深く下げると、相手の視線が自分のつむじに落ちる気がして。 だから、浅く、目線を切らさないように渡す。 そんな小さな工夫を、誰にも言わずに何ヶ月も続けていた。

商談の中身ではなく、会議室に入る前の鏡の前で、前髪の分け目を直す時間が、少しずつ長くなっていた。


「気のせいかもしれない」が、いちばん長かった。

抜け毛が増えた、という実感はあった。 けれど「疲れているだけ」「季節のせい」と、理由を探しては先延ばしにしていた。

動いたのは、取引先との集合写真を見たときだった。 自分だけ、照明の角度で生え際がはっきり写っていて。 その一枚を消したいと思った自分に、少し驚いた。


受診は、思っていたより事務的だった。

身構えていたぶん、拍子抜けするくらい淡々としていた。 進行のパターンを説明されて、選択肢を並べられて、「いつ始めるかはあなた次第」と言われた。

劇的に何かが戻ったわけではない。 ただ、半年を過ぎたあたりから、朝の鏡の前の時間が短くなっていることに、自分で気づいた。


変わらなかったことも、書いておく。

エレベーターの鏡で、つい分け目を確認する癖は、まだ残っている。 これは髪というより、長く続いた緊張の側に住んでいる癖だと思う。

ただ、名刺を渡す角度を、もう計算しなくなった。 相手の目を見て、普通に頭を下げられる。それだけのことが、思っていたより大きかった。

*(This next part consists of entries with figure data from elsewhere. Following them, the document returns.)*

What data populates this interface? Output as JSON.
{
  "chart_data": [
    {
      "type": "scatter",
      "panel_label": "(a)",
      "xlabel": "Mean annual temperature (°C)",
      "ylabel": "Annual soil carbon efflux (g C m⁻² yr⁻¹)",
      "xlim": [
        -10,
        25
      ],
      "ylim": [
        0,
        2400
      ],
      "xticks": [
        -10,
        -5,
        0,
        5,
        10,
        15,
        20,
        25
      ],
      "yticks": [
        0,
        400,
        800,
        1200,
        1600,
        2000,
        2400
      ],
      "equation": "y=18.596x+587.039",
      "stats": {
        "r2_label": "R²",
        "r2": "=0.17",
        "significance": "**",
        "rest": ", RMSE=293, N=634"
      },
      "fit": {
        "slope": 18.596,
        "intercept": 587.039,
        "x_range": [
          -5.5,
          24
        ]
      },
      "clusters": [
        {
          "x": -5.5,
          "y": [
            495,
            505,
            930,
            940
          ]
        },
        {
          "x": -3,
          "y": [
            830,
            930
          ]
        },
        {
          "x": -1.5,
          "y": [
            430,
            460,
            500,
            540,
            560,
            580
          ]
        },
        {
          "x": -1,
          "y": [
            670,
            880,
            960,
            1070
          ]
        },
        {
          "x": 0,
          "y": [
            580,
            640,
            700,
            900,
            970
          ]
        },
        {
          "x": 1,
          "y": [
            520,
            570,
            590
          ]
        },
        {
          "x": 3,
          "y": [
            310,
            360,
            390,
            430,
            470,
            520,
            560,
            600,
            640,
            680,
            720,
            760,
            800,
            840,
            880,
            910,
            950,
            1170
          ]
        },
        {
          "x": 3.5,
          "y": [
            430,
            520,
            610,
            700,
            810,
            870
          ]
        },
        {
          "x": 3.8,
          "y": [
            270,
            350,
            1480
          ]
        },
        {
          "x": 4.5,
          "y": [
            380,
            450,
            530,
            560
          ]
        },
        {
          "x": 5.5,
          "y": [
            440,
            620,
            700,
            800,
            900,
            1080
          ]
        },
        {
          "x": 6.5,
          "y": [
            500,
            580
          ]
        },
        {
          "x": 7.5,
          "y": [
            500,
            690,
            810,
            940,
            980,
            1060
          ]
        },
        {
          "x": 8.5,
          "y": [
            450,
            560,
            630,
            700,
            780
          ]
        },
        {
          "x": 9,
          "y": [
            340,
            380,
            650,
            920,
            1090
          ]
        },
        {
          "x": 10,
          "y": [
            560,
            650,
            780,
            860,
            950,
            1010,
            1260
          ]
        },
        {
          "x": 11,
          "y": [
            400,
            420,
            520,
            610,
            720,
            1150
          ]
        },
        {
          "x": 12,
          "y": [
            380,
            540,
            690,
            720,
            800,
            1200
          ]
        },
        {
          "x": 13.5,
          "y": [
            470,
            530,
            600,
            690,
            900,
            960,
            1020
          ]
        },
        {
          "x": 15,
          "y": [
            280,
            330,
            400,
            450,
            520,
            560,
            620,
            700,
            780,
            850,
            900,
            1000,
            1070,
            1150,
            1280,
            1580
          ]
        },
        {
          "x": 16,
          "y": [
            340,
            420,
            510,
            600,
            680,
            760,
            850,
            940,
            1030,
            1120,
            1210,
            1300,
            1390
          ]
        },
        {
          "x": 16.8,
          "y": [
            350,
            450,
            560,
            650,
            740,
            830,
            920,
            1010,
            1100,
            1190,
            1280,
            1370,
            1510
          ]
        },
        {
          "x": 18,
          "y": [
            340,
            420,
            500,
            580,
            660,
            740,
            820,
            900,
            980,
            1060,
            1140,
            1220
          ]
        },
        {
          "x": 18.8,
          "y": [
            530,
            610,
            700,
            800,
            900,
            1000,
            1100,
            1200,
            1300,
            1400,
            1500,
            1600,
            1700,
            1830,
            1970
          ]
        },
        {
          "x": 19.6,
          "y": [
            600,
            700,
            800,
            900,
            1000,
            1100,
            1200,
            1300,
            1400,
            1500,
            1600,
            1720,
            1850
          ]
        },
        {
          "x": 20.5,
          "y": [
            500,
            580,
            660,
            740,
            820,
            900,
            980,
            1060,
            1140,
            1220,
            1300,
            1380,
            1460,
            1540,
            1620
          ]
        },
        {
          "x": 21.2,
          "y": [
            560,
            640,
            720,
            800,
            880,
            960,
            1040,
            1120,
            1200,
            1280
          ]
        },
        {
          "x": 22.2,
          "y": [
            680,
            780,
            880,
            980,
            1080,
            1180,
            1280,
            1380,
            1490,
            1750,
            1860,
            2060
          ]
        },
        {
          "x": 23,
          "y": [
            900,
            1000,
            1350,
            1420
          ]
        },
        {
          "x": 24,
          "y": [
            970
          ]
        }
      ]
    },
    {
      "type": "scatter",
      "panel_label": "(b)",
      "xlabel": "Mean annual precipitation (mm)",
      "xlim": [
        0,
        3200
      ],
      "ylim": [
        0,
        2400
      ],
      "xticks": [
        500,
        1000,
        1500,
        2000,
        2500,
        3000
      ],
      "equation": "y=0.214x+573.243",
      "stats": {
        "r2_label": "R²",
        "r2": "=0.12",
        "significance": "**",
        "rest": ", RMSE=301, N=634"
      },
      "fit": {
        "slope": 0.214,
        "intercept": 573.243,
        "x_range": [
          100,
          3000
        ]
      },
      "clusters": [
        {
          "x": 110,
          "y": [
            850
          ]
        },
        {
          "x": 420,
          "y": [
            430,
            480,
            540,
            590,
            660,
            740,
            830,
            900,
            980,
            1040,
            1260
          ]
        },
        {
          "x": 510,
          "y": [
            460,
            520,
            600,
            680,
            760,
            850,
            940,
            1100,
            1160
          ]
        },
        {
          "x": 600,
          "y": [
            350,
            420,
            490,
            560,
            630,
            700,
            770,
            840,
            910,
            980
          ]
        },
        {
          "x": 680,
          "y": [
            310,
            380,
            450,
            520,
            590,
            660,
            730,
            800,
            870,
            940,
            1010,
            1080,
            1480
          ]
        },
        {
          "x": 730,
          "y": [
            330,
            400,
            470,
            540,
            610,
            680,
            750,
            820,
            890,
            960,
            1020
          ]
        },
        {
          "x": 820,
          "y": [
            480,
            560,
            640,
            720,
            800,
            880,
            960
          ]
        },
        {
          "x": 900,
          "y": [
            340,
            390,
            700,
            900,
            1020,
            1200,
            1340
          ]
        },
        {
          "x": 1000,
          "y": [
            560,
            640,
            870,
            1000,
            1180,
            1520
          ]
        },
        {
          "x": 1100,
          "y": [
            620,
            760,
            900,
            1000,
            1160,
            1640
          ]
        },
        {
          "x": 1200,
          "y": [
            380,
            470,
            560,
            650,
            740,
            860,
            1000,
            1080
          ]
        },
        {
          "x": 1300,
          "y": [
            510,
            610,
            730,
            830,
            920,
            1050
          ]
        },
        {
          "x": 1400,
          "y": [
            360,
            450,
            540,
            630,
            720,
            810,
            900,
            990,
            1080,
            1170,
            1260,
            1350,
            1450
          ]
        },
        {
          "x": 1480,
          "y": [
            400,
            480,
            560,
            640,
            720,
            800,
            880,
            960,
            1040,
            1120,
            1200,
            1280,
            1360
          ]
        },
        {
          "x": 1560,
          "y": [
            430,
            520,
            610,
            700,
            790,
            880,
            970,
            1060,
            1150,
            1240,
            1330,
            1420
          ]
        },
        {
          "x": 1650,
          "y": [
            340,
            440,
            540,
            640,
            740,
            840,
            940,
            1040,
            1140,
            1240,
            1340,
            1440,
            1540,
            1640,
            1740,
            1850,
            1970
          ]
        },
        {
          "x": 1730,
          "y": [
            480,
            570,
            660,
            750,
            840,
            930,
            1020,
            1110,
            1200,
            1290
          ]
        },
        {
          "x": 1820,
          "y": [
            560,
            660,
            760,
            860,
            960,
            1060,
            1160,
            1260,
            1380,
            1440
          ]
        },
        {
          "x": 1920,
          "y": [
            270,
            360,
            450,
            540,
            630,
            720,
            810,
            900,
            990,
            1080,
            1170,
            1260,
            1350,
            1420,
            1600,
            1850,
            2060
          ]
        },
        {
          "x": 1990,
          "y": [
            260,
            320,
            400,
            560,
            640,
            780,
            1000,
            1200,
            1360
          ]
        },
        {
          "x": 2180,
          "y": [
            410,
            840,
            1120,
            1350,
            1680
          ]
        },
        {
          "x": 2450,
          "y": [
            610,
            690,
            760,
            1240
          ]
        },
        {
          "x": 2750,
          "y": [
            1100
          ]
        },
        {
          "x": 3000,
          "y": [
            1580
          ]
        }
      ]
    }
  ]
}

進行性のものだと知ってからは、「いつか」より「今の状態を一度確かめる」ほうを選べるようになった。 早い遅いを競う話ではなく、知っているかどうかで、選べる手の数が変わる、という感覚に近い。


※ 治療の適応・副反応・費用は人によって異なります。個別の判断は医療機関にご相談ください。 本記録は当事者の観察であり、医療行為・診断・受診勧奨を行うものではありません。